It is hard to underestimate the deflation felt in Hong Kong when Japanese superstar Almond Eye pulled out of her scheduled trip to the International Races at the 11th hour. It was a hefty blow to a meeting that needed a lift in the midst of the political troubles that have been largely responsible for a year-on-year drop of 2.3 million passengers passing through Hong Kong airport between August and October.
The protests and civil unrest are rarely seen midweek, so most horsemen arriving over the last few days have expressed amazement at how quiet this usually bustling city has become. A trip from the airport to downtown Hong Kong Island is taking around 30 minutes, when often it might normally take twice that time.
This is not the Hong Kong I knew of the 1970s and 1980s, when I was chief racing writer for the South China Morning Post, nor anything like the city I had witnessed evolving so magnificently on annual visits since.
For starters, locals have become politicised. Confusion over what is actually happening, and why, is dividing families and straining friendships. It is sad, especially as Hong Kongers never allowed things like that interfere with commercial endeavour previously.
But, that said, on the racing front, there has been enough preliminary excitement generated by watching the various contenders at Sha Tin every morning to say that this year’s renewal of the HKIR on Sunday is going to help a large portion of the community forget politics for a day and focus on some serious sporting action instead.
There are four international races carrying total prize money of US$11.9 million, and in Anthony Van Dyck (Vase), the Hong Kong Jockey Club have a ‘name’ from the top bracket in Europe, even if critics might point to this year’s Derby at Epsom being low on quality. A Derby winner will always carry special status, even in a so-called bad year.
The Tony Cruz-trained Exultant is regarded as superior staying material in Hong Kong — even horses running over a mile and a quarter are called stayers here — and there is good reason to believe he is in the best form of his life. Zac Purton, his partner, has already publicly expressed an ambition to land all four of the International races, and this is arguably the best of his quartet of big-race rides.
Both Anthony Van Dyck and Exultant will have a significant obstacle to overcome in the mile-and-a-half Vase. They have drawn very wide, and, before anybody tries to argue that is of little importance in a race over this distance, let me assure you it is of major importance.
Threat to Beauty Generation
It will be a highlight watching Ryan Moore (drawn 12) and Purton (14) both angling over to get a position near the rail in the charge up the home straight the first time.

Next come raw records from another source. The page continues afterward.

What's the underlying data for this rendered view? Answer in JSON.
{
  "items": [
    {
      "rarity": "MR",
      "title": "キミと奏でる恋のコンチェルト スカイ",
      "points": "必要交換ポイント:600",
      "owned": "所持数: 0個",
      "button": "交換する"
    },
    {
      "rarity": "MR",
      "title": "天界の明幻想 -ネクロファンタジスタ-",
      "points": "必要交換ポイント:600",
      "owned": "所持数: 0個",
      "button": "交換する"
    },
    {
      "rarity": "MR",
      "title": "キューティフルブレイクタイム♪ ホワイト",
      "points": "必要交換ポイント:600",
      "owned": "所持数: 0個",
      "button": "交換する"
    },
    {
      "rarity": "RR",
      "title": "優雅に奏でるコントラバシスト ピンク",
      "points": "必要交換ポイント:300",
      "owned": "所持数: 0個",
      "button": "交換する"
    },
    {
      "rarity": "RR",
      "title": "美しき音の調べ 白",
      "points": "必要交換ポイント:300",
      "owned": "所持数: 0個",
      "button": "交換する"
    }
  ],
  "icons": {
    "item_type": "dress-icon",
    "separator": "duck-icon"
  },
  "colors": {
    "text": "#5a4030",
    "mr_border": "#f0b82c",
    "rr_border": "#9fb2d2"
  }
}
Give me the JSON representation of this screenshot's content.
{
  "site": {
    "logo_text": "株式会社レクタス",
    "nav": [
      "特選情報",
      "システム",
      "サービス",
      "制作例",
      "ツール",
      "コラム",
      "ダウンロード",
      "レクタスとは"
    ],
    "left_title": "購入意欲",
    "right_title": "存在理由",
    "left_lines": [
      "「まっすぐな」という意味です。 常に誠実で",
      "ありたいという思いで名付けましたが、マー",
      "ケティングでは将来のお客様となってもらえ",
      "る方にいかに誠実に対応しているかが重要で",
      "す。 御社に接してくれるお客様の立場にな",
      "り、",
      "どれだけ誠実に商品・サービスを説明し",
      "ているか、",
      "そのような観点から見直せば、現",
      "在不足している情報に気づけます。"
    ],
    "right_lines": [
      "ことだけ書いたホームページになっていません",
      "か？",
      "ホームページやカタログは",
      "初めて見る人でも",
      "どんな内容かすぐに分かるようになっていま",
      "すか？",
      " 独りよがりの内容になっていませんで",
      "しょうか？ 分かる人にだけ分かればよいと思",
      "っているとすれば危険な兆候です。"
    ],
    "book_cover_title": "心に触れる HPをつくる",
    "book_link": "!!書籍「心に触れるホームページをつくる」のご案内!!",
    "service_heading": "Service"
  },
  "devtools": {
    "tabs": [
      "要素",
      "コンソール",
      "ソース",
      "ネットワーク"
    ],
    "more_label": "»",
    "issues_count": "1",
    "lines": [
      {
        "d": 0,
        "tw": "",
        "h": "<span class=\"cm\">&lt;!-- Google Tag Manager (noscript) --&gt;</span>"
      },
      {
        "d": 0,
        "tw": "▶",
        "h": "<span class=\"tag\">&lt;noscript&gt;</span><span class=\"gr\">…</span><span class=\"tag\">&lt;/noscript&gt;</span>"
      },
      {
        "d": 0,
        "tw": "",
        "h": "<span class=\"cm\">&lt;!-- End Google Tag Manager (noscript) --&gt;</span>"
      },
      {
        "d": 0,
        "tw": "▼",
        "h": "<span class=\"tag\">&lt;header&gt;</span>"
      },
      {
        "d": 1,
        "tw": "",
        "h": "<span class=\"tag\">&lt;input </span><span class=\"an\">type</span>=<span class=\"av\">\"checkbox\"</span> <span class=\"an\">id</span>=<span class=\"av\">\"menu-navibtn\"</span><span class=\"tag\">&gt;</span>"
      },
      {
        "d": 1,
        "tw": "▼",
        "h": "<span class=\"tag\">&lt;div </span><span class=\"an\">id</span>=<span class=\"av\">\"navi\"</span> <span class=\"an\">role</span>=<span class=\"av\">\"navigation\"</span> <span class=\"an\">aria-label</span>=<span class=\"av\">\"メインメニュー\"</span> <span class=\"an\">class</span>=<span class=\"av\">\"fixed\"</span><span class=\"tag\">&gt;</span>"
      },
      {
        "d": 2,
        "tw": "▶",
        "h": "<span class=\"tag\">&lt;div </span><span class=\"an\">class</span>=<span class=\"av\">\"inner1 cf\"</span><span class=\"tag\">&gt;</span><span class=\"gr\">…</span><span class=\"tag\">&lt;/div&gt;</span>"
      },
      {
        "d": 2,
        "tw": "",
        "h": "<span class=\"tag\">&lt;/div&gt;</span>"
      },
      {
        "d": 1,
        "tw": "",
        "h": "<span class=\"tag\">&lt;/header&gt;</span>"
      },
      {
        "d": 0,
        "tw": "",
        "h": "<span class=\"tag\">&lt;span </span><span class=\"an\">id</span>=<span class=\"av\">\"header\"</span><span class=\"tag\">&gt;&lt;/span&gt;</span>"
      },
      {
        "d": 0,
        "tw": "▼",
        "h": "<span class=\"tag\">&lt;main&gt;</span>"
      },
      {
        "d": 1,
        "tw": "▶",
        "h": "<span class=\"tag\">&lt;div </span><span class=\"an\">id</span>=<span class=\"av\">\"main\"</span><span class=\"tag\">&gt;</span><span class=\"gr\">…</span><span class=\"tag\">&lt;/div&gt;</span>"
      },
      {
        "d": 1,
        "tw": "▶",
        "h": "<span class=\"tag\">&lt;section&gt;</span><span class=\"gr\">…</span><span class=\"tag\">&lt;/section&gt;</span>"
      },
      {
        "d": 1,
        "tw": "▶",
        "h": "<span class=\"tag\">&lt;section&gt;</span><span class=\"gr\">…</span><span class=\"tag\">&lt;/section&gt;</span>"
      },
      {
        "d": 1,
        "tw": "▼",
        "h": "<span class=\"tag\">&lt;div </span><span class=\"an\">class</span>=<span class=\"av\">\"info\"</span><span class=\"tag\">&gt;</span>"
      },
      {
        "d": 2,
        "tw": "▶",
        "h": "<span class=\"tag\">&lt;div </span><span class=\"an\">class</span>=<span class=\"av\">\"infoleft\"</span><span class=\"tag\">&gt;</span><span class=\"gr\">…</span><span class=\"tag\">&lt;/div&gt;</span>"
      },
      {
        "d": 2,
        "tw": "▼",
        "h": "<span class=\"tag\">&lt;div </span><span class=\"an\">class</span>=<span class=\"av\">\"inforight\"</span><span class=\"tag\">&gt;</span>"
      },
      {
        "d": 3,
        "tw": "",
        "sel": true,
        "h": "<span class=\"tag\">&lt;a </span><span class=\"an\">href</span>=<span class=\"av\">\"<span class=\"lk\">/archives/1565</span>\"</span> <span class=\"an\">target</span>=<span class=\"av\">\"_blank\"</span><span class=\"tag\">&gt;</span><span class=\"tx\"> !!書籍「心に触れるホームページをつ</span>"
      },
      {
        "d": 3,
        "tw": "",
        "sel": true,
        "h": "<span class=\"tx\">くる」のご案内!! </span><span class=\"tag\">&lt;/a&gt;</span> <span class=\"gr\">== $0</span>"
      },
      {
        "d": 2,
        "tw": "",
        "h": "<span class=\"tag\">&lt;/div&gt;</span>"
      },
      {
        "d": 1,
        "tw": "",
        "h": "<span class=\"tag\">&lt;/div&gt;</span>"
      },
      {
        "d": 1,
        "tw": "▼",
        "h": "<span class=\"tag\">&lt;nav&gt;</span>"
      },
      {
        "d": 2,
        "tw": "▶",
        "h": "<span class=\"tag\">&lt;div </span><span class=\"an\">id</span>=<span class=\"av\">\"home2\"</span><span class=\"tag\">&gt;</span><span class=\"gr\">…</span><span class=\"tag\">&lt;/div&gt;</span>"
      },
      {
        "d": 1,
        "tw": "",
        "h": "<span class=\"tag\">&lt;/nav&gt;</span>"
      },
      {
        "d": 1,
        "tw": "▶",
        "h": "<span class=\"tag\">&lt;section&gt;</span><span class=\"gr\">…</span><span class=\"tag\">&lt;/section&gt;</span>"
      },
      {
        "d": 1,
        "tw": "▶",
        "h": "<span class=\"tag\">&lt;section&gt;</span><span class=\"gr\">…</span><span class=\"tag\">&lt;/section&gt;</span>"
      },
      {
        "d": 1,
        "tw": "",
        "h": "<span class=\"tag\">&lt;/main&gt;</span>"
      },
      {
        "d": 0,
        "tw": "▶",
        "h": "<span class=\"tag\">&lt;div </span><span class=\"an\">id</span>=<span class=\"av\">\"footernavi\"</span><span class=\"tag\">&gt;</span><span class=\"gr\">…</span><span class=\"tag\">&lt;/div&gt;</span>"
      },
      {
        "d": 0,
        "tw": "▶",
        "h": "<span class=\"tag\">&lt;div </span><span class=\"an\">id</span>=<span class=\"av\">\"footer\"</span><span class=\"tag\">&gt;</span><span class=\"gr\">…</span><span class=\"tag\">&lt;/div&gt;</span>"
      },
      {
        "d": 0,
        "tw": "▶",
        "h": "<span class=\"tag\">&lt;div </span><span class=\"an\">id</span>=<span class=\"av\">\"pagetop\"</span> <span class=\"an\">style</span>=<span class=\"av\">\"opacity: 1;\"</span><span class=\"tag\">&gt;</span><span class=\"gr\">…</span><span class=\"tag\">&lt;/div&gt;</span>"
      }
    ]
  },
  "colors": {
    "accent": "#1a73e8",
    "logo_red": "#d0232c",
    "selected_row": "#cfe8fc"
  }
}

Purton also rides the very promising 3-year-old Aethero, who takes on a talented bunch of older horses in the Sprint, over six furlongs. Champion trainer John Size will saddle five of the 13 runners, with the best of them likely to be Beat The Clock, who finished third in the same race last year.
Purton is also aboard defending champion Beauty Generation in the Mile, and, having won the last two runnings of the feature, he would normally be unbackable. But this time, he comes to the big day off the back of two shock defeats. For this reason, plenty will be wanting to take him on. John Size has Waikuku going particularly well and he could pose a real threat.
Aidan O’Brien will be flying in to saddle his three-strong contingent on the day, which includes the tough mare Magic Wand (Cup), who comes to Hong Kong following an arduous campaign in Melbourne, where she ran in the Cox Plate (4th), Melbourne Cup (tenth) and Mackinnon Stakes (won). Japanese contender Win Bright and the French filly Edisa look to be the dangers.